Cost of Separation

Consider eating out.  Going to a restaurant and having dinner–lunch would work, breakfast too.  The way it works today is that a small short term “contract” is enacted.  You sit down and order, the joint brings you food and you have to pay for it.  This is understood to be a contract because if the place doesn’t bring you what they said they would, you have legal recourse.  Ina similar manner, should you choose not to pay, they have recourse as well; it’s illegal to d”dine -n dash”.

And this works well.  Based on this arrangement, I’m willing to try new places as often as I’m moved.  If something opens near me, I almost always try it.  Further, in a quest to find more and better restaurants in a specific genre of food, I’ll expand my radius and drive further to experiment.  However, what if it didn’t work this way.  What if the arrangement was different.

Suppose that if you wanted to try a new eatery you had to commit to eating there once a week for a year.  In short, by agreeing to eat there just once, you were legally bound to eat there 51 more times.

Do you think you would try more or fewer new restaurants?

It’s obvious.  We would all eat at fewer new restaurants.  Not only that, but we might find that as a result of such a restriction, fewer new restaurants would be opened in the first place.  In other words, the general overall “eating out” experience would be diminished.

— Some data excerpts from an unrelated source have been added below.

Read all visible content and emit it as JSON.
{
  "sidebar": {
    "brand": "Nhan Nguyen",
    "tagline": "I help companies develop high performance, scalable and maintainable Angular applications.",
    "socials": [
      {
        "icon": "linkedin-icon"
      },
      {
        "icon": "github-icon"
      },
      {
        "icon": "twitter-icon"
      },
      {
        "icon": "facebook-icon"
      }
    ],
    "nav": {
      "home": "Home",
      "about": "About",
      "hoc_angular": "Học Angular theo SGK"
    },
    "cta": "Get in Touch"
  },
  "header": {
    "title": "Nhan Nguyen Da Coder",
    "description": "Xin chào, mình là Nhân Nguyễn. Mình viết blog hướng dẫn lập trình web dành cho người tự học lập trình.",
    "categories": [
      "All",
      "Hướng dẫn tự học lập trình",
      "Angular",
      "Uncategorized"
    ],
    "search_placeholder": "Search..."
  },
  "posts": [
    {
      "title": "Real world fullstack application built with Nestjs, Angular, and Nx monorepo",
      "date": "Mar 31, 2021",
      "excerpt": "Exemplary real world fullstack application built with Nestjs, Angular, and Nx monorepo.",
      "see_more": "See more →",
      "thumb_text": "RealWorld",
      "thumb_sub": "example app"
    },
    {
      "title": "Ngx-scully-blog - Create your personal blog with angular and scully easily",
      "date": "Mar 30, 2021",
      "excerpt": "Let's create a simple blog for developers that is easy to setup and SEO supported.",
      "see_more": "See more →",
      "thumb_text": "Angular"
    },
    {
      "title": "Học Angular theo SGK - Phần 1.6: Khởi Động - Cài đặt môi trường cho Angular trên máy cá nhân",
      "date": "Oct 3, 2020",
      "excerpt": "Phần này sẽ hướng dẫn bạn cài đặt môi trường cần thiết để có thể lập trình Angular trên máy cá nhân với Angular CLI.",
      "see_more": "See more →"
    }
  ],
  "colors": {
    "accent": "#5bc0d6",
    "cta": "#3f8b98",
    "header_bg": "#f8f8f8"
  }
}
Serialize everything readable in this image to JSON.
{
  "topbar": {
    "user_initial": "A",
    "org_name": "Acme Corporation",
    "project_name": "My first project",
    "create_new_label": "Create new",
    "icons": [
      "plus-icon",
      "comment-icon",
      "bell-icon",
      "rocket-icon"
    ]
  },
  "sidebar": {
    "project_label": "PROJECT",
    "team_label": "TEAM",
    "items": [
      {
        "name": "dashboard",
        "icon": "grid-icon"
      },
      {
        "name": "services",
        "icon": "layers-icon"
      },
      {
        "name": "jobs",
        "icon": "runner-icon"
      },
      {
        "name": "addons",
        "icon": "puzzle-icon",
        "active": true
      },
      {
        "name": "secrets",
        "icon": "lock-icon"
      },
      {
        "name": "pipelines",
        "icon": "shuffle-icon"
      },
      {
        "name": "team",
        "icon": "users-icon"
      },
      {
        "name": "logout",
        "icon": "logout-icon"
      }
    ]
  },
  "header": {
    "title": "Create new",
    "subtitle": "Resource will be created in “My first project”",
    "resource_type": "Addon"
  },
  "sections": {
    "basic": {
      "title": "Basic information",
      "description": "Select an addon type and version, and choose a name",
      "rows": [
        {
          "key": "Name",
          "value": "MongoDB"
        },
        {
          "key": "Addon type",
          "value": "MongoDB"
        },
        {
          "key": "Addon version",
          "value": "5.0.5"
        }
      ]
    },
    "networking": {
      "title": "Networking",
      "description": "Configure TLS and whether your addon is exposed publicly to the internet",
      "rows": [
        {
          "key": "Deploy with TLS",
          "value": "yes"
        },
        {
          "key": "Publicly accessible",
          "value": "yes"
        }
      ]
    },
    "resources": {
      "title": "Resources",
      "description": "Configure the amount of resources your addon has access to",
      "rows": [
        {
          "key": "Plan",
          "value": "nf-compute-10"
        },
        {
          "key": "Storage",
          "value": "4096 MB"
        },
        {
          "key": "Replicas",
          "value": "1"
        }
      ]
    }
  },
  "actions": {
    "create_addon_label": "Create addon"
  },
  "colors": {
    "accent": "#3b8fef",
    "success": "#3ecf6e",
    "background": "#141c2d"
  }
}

The exact same is true of jobs.

As it becomes harder and harder for me separate from my labor, I’ll buy less and less of it.  It’s pure and simple.  It’s as true of labor as it is of restaurants as it is of cars.  And it’s being demonstrated around the world:

(Reuters) – Employers burned by the cost of laying off workers in the last crisis are uneasy about taking on permanent staff amid faltering economic growth putting pressure on the current workforce, a staffing industry executive said on Thursday.

Demand for temporary workers often acts as a leading indicator for overall economic growth, as firms hire flexible workers at the start of a recovery and cut staff ahead of a downturn.

Staffing firms Randstad, USG People and Manpower have warned of slowing jobs growth in Europe as the region’s debt crisis hammers consumer and business confidence.

“What has happened in this recession is that the psychology of hiring has completely changed,” said David Arkless, president of global corporate and government affairs at Manpower Group.

In the past firms hired temporary workers at the start of a recovery and gradually took on more permanent staff. But now, even in sectors and companies that are growing, employers are mindful of the huge costs of downsizing in the last recession and reluctant to take on permanent staff, he said.

“Employers are saying this could kill my company if I do the wrong kind of hiring now and it turns into a double dip recession,” said Arkless. “They are stretching the human element of their company to breaking point because they are so scared of hiring any more people right now.”

We all wanna make sure that our workers have it good.  However, when we mandate too much good, they get nothing.